Efficiency is a key metric for the electric propulsion folks on-orbit, because there electric power is often the scarce commodity. If you can make high mass flow * low exit velocity greater than low mass flow * high exit velocity for the same amount of power, then you’ll have higher thrust and higher specific energy imparted to the vehicle. This is the (somewhat dubious, IMO) sales pitch for VASIMR: Start at high mass flow when your specific energy is low, and trade mass flow for exit velocity as your specific energy increases.
But at launch, efficiency of chemical propulsion is the least of your worries.
Launch trajectories are a black art. If you have more thrust, you can loft a bit more for the same gravity drag, which then lets you pitch over more aggressively, because you’re then higher when you hit max-q, which lets you hit it faster.
Alternatively–and more importantly–you can launch a heavier payload for the same trajectory.
The extreme example is the MX missile’s steam cannon launch which, in effect, uses Earth as its reaction mass with a disappearingly small Isp.
The essence is it safes prop at low altitude and low kinetic energy by experiencing less gravity losses (you try to maximize the gains from centrifugal force compared to gravity), which translates into more payload into LEO (indeed, throttling back to keep G within tolerance). Max Dynamic pressure of atmosphere (and lateral G’s) usually are the limiting factor for civilian launchers. One result is there is a higher chance of recovering the middle stage, since it’ll have more prop in the tank, and can even decelerate more aggressively. (Since SpaceX builds with 40% safety margin (old info I recall), they have reserve). Or you can trade for a little bit more cargo.
The remark about ISP actually is incomplete. At low altitudes you want an ISP that is as low as possible. Or better, you want the ISP that is appropriate for the speed you are travelling at (in metric ISP is exit velocity/~ten ). Higher ISP is only needed at higher speeds, and ideally, to optimize fuel consumption, at zero altitude your ISP is close to zero (that’s how the physical equations work out). Since we do not have engines that do that, low altitude boosters operate in the lower 100-250 range with high TWR, while first stages at 300-450 and upper stages 360-542 (includes triprop). Thus: you want to optimize for TWR at zero altitude and for efficiency or the velocity of your rocket exhaust (in ISP) at higher kinetic speeds. Throttling high TWR engines gives both. I’ll skip nozzle theory for another day.
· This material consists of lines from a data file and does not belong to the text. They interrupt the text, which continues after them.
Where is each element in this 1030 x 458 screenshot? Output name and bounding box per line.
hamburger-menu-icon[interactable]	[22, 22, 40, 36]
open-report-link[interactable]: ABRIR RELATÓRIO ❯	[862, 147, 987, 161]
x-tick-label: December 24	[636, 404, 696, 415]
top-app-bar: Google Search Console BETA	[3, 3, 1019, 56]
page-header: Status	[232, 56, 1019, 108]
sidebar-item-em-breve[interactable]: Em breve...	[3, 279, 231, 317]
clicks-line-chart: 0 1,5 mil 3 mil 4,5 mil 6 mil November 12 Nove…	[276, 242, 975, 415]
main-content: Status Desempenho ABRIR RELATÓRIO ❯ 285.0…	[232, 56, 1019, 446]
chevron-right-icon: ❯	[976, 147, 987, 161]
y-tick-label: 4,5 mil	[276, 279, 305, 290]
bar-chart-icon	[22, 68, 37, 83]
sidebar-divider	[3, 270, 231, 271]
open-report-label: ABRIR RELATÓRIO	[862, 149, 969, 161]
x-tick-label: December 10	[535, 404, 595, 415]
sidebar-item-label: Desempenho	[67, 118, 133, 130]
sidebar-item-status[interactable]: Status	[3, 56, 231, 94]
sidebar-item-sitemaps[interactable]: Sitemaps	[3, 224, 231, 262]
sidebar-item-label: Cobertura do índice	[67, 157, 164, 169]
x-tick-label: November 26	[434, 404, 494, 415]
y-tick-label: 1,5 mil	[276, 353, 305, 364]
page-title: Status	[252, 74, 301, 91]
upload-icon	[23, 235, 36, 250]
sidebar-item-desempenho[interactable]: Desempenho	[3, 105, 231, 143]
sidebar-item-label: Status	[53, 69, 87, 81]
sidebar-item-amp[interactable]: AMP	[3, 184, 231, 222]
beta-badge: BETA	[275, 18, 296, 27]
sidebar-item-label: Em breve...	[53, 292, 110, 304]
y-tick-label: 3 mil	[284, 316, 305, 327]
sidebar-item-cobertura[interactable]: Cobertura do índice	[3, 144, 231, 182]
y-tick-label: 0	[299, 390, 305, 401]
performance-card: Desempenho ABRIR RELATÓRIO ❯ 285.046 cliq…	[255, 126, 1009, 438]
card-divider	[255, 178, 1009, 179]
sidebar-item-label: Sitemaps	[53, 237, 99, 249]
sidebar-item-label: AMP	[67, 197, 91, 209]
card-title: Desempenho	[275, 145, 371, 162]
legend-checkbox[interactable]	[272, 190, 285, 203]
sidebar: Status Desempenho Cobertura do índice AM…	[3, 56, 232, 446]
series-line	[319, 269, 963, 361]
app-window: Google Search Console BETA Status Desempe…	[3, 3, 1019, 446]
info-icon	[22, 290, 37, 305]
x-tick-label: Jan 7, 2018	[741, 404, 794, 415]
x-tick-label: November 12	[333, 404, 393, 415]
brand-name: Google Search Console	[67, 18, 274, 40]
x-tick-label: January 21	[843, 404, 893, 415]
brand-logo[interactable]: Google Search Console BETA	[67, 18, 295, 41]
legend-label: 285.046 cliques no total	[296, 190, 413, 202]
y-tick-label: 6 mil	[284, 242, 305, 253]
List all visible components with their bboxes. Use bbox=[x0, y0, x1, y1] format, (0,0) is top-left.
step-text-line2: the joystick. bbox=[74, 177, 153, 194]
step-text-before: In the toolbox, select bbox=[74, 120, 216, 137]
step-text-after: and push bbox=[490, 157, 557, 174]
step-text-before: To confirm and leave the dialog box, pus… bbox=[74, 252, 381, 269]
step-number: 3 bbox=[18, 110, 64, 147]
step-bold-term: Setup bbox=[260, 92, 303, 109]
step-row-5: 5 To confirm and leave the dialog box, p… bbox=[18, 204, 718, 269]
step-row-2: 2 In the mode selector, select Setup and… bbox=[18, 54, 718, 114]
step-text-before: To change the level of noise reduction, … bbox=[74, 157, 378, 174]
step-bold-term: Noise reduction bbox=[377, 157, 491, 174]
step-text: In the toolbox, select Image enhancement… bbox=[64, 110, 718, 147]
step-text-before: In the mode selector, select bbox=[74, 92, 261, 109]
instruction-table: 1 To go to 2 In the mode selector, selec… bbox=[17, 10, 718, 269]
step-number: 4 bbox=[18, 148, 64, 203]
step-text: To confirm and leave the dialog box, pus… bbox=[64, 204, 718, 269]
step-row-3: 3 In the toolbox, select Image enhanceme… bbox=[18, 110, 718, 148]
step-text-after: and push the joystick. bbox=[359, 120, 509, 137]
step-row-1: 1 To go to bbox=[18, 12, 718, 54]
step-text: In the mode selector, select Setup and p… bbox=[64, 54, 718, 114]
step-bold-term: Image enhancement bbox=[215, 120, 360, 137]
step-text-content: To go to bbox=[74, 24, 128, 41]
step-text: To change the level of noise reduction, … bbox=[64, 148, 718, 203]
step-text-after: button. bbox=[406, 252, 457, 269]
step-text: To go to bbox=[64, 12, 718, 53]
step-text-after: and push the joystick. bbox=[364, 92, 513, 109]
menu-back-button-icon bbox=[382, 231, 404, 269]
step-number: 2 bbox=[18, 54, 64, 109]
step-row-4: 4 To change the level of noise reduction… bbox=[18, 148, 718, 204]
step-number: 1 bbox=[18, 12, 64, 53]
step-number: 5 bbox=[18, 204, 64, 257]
That gee only needs to be canceled with thrust for a short time. Once the rocket is above most of the atmosphere, thrust is made perpendicular to gravity. The engines have to be throttled back anyway for a period before, and after maxQ. More thrust means more throttling. and of course, the more gees you pull, the stronger(more mass) the structure has to be.
Like I said, more thrust is nice, but more delta vee, and higher ISP is what you really need.
Even at the same delta v, better thrust to weight ratio gives you more useable delta v, because the first 1 g of thrust is wasted just canceling gravity, it doesn’t add any speed. It’s only the thrust over 1 g that counts launching from Earth.
More thrust is nice, but unless it provides more deltaV, it’s not a big deal. If the increase in thrust is at the same fuel/oxidizer flow rate, it’s a huge deal.